In People v. Banner (5 N Y 2d 109, 110) the court declared: “It is settled that a defendant upon his arraignment must be advised not only of his right to counsel, but also of his right to a postponement of the proceedings in order to enable him to obtain and consult with counsel; and, of course, he must be given a reasonable opportunity to ask for counsel and such adjournment before being required to plead to the charge against him (Code Crim. Pro., § 699; see People v. Marincic, 2 N Y 2d 181).”

In the Banner case (5 N Y 2d 109, supra) and in other cases, the Court of Appeals has made it clear that the mere reading of sections 188 and 699 of the Code of Criminal Procedure, or stating the substance of them, is not sufficient to render their provisions meaningful and effective.

In this case, the sections were either read to him or the substance of same stated to him according to the return. That alone would not be sufficient.

In this case, there was a further statement in the return which does render the provisions of the aforesaid sections meaningful and effective, it is believed.

The return further states: ‘ the undersigned asked the defendant if he wished counsel and the defendant said he did not. ’ ’

The defendant was an adult male person. When he told the court that he did not wish counsel, it necessarily followed that the Magistrate could not insist that the defendant send for counsel, which he had already stated that he did not desire. For the *42same reason, there was no authority to adjourn the proceedings for that purpose. After such statement, the court did everything that it could do or was required to do under section 699, by accepting the defendant’s plea of guilty.

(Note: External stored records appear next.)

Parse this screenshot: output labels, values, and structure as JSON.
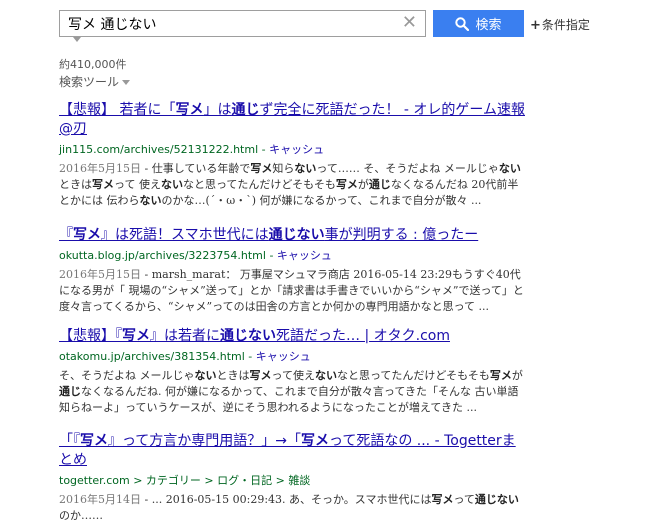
{
  "search": {
    "value": "写メ 通じない",
    "clear_icon": "close-icon",
    "button_label": "検索",
    "button_icon": "search-icon"
  },
  "colors": {
    "search_button": "#3a7ff0",
    "link": "#1a0dab",
    "url": "#006621"
  },
  "advanced": {
    "plus": "+",
    "label": "条件指定"
  },
  "result_count": "約410,000件",
  "tools_label": "検索ツール",
  "results": [
    {
      "title": [
        {
          "t": "【悲報】 若者に「",
          "b": false
        },
        {
          "t": "写メ",
          "b": true
        },
        {
          "t": "」は",
          "b": false
        },
        {
          "t": "通じ",
          "b": true
        },
        {
          "t": "ず完全に死語だった！ - オレ的ゲーム速報@刃",
          "b": false
        }
      ],
      "url": "jin115.com/archives/52131222.html",
      "sep": " - ",
      "cache": "キャッシュ",
      "snippet": [
        {
          "t": "2016年5月15日",
          "d": true
        },
        {
          "t": " - 仕事している年齢で"
        },
        {
          "t": "写メ",
          "b": true
        },
        {
          "t": "知ら"
        },
        {
          "t": "ない",
          "b": true
        },
        {
          "t": "って…… そ、そうだよね メールじゃ"
        },
        {
          "t": "ない",
          "b": true
        },
        {
          "t": "ときは"
        },
        {
          "t": "写メ",
          "b": true
        },
        {
          "t": "って 使え"
        },
        {
          "t": "ない",
          "b": true
        },
        {
          "t": "なと思ってたんだけどそもそも"
        },
        {
          "t": "写メ",
          "b": true
        },
        {
          "t": "が"
        },
        {
          "t": "通じ",
          "b": true
        },
        {
          "t": "なくなるんだね 20代前半とかには 伝わら"
        },
        {
          "t": "ない",
          "b": true
        },
        {
          "t": "のかな…(´・ω・`) 何が嫌になるかって、これまで自分が散々 ..."
        }
      ]
    },
    {
      "title": [
        {
          "t": "『",
          "b": false
        },
        {
          "t": "写メ",
          "b": true
        },
        {
          "t": "』は死語！スマホ世代には",
          "b": false
        },
        {
          "t": "通じない",
          "b": true
        },
        {
          "t": "事が判明する : 億ったー",
          "b": false
        }
      ],
      "url": "okutta.blog.jp/archives/3223754.html",
      "sep": " - ",
      "cache": "キャッシュ",
      "snippet": [
        {
          "t": "2016年5月15日",
          "d": true
        },
        {
          "t": " - marsh_marat： 万事屋マシュマラ商店 2016-05-14 23:29もうすぐ40代になる男が「 現場の“シャメ”送って」とか「請求書は手書きでいいから“シャメ”で送って」と度々言ってくるから、“シャメ”ってのは田舎の方言とか何かの専門用語かなと思って ..."
        }
      ]
    },
    {
      "title": [
        {
          "t": "【悲報】『",
          "b": false
        },
        {
          "t": "写メ",
          "b": true
        },
        {
          "t": "』は若者に",
          "b": false
        },
        {
          "t": "通じない",
          "b": true
        },
        {
          "t": "死語だった… | オタク.com",
          "b": false
        }
      ],
      "url": "otakomu.jp/archives/381354.html",
      "sep": " - ",
      "cache": "キャッシュ",
      "snippet": [
        {
          "t": "そ、そうだよね メールじゃ"
        },
        {
          "t": "ない",
          "b": true
        },
        {
          "t": "ときは"
        },
        {
          "t": "写メ",
          "b": true
        },
        {
          "t": "って使え"
        },
        {
          "t": "ない",
          "b": true
        },
        {
          "t": "なと思ってたんだけどそもそも"
        },
        {
          "t": "写メ",
          "b": true
        },
        {
          "t": "が"
        },
        {
          "t": "通じ",
          "b": true
        },
        {
          "t": "なくなるんだね. 何が嫌になるかって、これまで自分が散々言ってきた「そんな 古い単語知らねーよ」っていうケースが、逆にそう思われるようになったことが増えてきた ..."
        }
      ]
    },
    {
      "title": [
        {
          "t": "「『",
          "b": false
        },
        {
          "t": "写メ",
          "b": true
        },
        {
          "t": "』って方言か専門用語？」→「",
          "b": false
        },
        {
          "t": "写メ",
          "b": true
        },
        {
          "t": "って死語なの ... - Togetterまとめ",
          "b": false
        }
      ],
      "url": "togetter.com",
      "sep": " > ",
      "breadcrumb": "カテゴリー > ログ・日記 > 雑談",
      "snippet": [
        {
          "t": "2016年5月14日",
          "d": true
        },
        {
          "t": " - ... 2016-05-15 00:29:43. あ、そっか。スマホ世代には"
        },
        {
          "t": "写メ",
          "b": true
        },
        {
          "t": "って"
        },
        {
          "t": "通じない",
          "b": true
        },
        {
          "t": "のか……"
        }
      ]
    }
  ]
}
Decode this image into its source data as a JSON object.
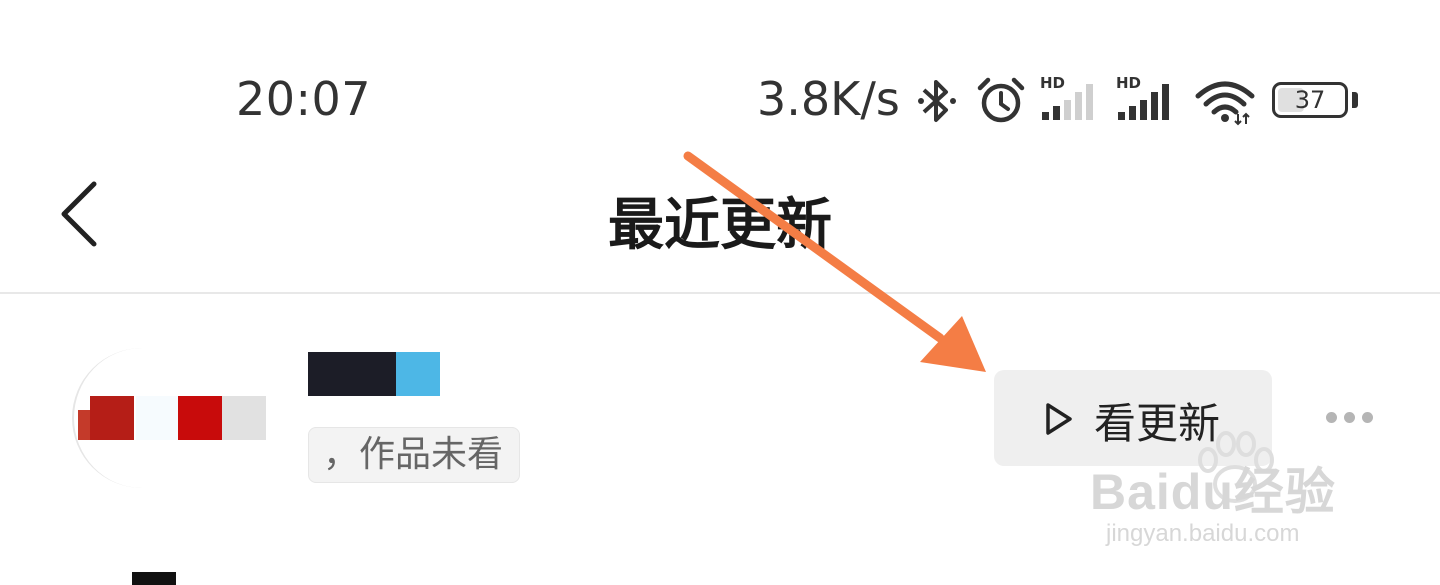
{
  "status_bar": {
    "time": "20:07",
    "network_speed": "3.8K/s",
    "battery_level": "37",
    "icons": [
      "bluetooth-icon",
      "alarm-icon",
      "signal-hd-icon",
      "signal-hd-icon",
      "wifi-icon",
      "battery-icon"
    ],
    "hd_label": "HD"
  },
  "header": {
    "title": "最近更新",
    "back_icon": "chevron-left-icon"
  },
  "list": {
    "items": [
      {
        "unwatched_tag": "，作品未看",
        "action_label": "看更新",
        "action_icon": "play-outline-icon",
        "more_icon": "more-horizontal-icon"
      }
    ]
  },
  "annotation": {
    "arrow_color": "#F47D45"
  },
  "watermark": {
    "brand": "Baidu经验",
    "url": "jingyan.baidu.com"
  }
}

Under the circumstances of this case, it is believed that a different situation, with regard to the proceedings upon the arraignment of the defendant and at the time of his plea, existed than was the situation in the cases above cited.

It is determined that the defendant was advised of his right to counsel, of his right to adjournment or postponement of the proceedings for the purpose of obtaining counsel; and was given reasonable opportunity so to do, under the statute, and under the construction of same as set forth in the aforesaid cases.

The sentence is modified as follows: the defendant is sentenced to confinement in the Jefferson County Jail for a term of three months; execution of sentence is suspended, on condition that the defendant refrain from committing any acts or engaging in any conduct which violates the Penal Law of the State of New York, and is ordered to pay a fine in the amount of $50 or serve one day for each day that said fine remains unpaid, not to exceed 50 days.

As modified, the judgment of conviction is affirmed in all respects.

An order may be entered accordingly.